La philosophie de la nature est en un sens une philosophie de l’esprit, réciproquement, la philosophie de l’esprit dans la vie moyenne devient une philosophie de la nature. L’esprit ne s’aperçoit qu’en créant l’objet pour s’opposer à lui ; l’existence du moi est inséparable de l’existence du monde, les deux termes s’impliquent. La réflexion nous ramène ainsi du sujet à l’objet, en nous donnant les éléments subjectifs avec lesquels nous avons construit le monde. Nous ne subissons plus les sensations jusqu’à nous confondre avec elles ; nous les soumettons aux formes de la sensibilité et aux catégories de l’entendement. Par la loi des causes efficientes, nous les réduisons à l’unité d’un mouvement uniforme et continu ; par la loi des causes finales, nous faisons de cette unité monotone et vide l’unité riche et pleine d’une harmonie dont tous les éléments en accord retentissent à la fois dans l’unité de la pensée réelle et vivante.

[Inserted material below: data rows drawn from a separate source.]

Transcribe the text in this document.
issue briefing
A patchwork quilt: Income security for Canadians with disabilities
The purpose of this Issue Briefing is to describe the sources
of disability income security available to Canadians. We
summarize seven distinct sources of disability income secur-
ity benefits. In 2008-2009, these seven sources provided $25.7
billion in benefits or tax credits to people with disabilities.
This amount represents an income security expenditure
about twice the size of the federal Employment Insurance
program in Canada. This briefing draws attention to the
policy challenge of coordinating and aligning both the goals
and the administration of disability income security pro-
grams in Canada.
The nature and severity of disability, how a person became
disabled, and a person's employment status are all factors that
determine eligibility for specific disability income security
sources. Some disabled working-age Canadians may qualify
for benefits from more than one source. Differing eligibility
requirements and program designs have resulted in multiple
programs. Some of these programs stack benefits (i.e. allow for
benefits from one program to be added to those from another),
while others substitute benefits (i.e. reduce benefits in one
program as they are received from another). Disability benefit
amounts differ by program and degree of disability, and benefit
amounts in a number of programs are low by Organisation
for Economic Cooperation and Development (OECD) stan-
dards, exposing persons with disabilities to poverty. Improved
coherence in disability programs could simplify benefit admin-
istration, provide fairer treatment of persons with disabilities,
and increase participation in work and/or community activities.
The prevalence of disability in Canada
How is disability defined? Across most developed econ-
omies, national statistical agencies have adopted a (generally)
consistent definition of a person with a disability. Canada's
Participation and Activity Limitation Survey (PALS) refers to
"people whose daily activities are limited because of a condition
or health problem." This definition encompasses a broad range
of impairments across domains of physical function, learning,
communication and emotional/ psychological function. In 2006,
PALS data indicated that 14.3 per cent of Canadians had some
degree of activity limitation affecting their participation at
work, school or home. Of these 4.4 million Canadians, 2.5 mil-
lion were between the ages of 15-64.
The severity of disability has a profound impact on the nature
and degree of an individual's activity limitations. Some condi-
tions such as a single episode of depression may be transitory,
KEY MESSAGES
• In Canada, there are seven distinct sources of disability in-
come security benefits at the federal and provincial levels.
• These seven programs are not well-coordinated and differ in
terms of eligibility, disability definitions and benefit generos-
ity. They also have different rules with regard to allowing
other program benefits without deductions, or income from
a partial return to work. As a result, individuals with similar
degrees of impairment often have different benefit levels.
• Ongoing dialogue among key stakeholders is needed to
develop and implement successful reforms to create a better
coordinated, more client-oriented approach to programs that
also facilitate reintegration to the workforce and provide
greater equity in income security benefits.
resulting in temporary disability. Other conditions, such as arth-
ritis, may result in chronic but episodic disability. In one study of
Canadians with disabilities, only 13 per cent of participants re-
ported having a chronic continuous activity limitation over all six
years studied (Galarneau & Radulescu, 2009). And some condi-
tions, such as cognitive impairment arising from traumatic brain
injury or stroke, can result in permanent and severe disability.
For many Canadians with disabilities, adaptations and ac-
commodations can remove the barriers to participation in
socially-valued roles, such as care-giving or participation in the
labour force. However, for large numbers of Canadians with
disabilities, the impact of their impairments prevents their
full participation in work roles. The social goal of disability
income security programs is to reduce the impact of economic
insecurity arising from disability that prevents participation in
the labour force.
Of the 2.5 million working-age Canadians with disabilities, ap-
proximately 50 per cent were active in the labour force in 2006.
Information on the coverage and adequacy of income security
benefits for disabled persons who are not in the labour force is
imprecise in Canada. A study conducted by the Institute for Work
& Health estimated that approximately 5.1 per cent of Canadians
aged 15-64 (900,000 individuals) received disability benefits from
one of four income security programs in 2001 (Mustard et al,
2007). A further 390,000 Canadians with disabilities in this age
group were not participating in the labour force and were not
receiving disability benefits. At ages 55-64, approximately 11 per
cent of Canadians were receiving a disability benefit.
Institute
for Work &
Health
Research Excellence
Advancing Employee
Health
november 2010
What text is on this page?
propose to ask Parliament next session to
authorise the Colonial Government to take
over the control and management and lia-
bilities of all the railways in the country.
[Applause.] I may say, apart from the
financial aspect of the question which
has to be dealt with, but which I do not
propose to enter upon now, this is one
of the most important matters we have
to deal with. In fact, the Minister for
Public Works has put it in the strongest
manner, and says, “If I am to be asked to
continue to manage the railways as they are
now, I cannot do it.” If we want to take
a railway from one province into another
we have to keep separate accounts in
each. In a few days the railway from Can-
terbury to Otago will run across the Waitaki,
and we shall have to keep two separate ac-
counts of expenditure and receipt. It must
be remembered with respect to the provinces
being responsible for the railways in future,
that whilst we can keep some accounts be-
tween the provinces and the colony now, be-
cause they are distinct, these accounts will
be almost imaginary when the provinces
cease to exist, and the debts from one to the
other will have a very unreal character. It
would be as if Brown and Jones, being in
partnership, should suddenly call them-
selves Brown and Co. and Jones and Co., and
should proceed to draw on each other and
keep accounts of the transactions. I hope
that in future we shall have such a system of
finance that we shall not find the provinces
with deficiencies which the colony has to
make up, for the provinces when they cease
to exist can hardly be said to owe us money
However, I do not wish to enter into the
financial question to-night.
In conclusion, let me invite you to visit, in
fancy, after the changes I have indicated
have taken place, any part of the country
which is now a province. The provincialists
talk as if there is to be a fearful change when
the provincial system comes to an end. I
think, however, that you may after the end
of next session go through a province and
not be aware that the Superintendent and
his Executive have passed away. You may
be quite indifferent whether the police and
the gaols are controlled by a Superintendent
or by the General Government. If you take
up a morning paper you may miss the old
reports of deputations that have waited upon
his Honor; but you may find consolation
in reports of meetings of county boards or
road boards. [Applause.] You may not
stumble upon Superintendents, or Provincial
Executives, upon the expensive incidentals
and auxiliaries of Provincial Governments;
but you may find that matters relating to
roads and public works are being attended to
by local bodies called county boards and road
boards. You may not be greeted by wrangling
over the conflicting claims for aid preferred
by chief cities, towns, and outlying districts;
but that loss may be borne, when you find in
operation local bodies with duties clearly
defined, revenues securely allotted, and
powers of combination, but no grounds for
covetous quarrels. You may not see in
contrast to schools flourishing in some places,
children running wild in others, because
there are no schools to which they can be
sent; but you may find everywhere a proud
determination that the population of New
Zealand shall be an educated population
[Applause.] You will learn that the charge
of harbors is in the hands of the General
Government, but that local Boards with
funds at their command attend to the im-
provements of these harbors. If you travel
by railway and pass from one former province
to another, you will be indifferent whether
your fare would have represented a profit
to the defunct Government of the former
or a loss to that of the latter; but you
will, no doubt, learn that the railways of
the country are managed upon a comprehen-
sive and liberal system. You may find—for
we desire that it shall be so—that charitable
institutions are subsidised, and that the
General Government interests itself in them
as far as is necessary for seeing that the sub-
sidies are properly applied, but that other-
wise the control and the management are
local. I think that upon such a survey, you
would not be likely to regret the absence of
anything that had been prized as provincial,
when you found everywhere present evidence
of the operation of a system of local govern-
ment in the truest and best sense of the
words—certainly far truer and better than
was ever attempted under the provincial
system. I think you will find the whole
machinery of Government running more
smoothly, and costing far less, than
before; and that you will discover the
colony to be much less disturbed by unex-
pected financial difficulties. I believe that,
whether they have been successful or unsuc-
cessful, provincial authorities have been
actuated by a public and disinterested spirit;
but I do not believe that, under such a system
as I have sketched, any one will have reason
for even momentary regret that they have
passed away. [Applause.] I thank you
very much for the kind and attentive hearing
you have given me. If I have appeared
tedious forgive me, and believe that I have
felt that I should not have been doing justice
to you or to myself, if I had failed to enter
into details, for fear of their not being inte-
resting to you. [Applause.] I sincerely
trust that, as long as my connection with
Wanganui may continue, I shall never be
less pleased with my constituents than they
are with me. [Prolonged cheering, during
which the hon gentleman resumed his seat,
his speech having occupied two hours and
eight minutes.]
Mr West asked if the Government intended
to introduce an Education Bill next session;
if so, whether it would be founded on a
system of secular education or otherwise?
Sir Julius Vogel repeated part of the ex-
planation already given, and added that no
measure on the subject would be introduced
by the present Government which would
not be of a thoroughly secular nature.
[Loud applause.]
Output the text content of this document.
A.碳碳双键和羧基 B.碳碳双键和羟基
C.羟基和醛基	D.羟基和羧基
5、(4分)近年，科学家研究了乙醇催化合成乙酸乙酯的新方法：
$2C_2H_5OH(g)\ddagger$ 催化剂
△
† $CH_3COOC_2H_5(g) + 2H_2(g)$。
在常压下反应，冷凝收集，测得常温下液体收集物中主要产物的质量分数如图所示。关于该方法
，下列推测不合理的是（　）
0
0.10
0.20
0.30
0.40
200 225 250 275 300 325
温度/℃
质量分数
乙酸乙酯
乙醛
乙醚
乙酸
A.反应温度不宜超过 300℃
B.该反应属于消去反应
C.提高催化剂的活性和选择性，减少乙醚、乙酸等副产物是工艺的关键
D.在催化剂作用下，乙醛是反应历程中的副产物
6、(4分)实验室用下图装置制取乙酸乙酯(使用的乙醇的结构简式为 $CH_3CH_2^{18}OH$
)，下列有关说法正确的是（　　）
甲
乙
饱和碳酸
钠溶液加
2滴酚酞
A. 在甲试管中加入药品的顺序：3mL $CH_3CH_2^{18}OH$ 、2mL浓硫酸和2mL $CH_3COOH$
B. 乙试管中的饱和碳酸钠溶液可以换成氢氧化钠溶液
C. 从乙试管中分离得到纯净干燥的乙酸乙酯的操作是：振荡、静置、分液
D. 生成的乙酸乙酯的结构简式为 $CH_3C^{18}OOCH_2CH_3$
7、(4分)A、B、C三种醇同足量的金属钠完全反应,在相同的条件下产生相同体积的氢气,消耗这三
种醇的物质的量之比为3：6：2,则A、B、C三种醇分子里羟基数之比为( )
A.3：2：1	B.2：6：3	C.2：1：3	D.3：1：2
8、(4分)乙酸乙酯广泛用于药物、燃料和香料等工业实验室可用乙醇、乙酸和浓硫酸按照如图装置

Les formes de l’espace et du temps s’appliquent aux données des sens par l’intermédiaire du mouvement de la main qui mesure à la fois l’étendue par la durée, et la durée par l’étendue. « On a dit : L’homme pense parce qu’il a une main ; ce n’est pas très loin de la vérité ; ce n’est pas par la main que l’homme pense, mais la main est l’auxiliaire nécessaire de l’entendement : elle lui permet de s’exercer dans l’espace et dans le temps[1]. » Penser, c’est juger, c’est établir un rapport fixe entre deux termes changeants, c’est ajouter l’être au phénomène, de ce qui passe faire ce qui dure. La nature individualise à l’infini pour réaliser ; elle ne produit pas la généralité ; il n’y a pas deux choses sensibles qui soient identiques en deux points de l’espace et du temps. Comme il faut un intermédiaire entre les formes de la sensibilité et les sensations, il faut un intermédiaire entre les catégories de l’entendement et les images sensibles. L’intermédiaire, c’est encore le mouvement, mais sous une forme nouvelle et plus raffinée ; c’est le signe volontaire et réfléchi. « Le geste est une ébauche rapide, une sorte d’esquisse de l’objet ; le mot se substitue au geste, et le signe traduit l’objet d’une manière durable. La main apprend peut-être à la langue à parler, comme à l’œil à voir. Un système de signes représente les objets individuels sans en peindre aucun ; il rend seul possibles les idées générales, le jugement, la pensée. L’homme pense parce qu’il parle[2]. » Dans la vie moyenne, le sujet s’oppose à l’objet ; mais, s’il se distingue de l’objet, il ne s’en dégage pas. Il s’aperçoit à travers les formes de la sensibilité, et pour appliquer aux phénomènes sensibles les lois à priori, qui expriment son unité, il a besoin d’un intermédiaire, d’un mot, d’un signe. Ces signes ne sont pas moins

  1. Psych., leç. XVII.
  2. Psych., leç. XVIII.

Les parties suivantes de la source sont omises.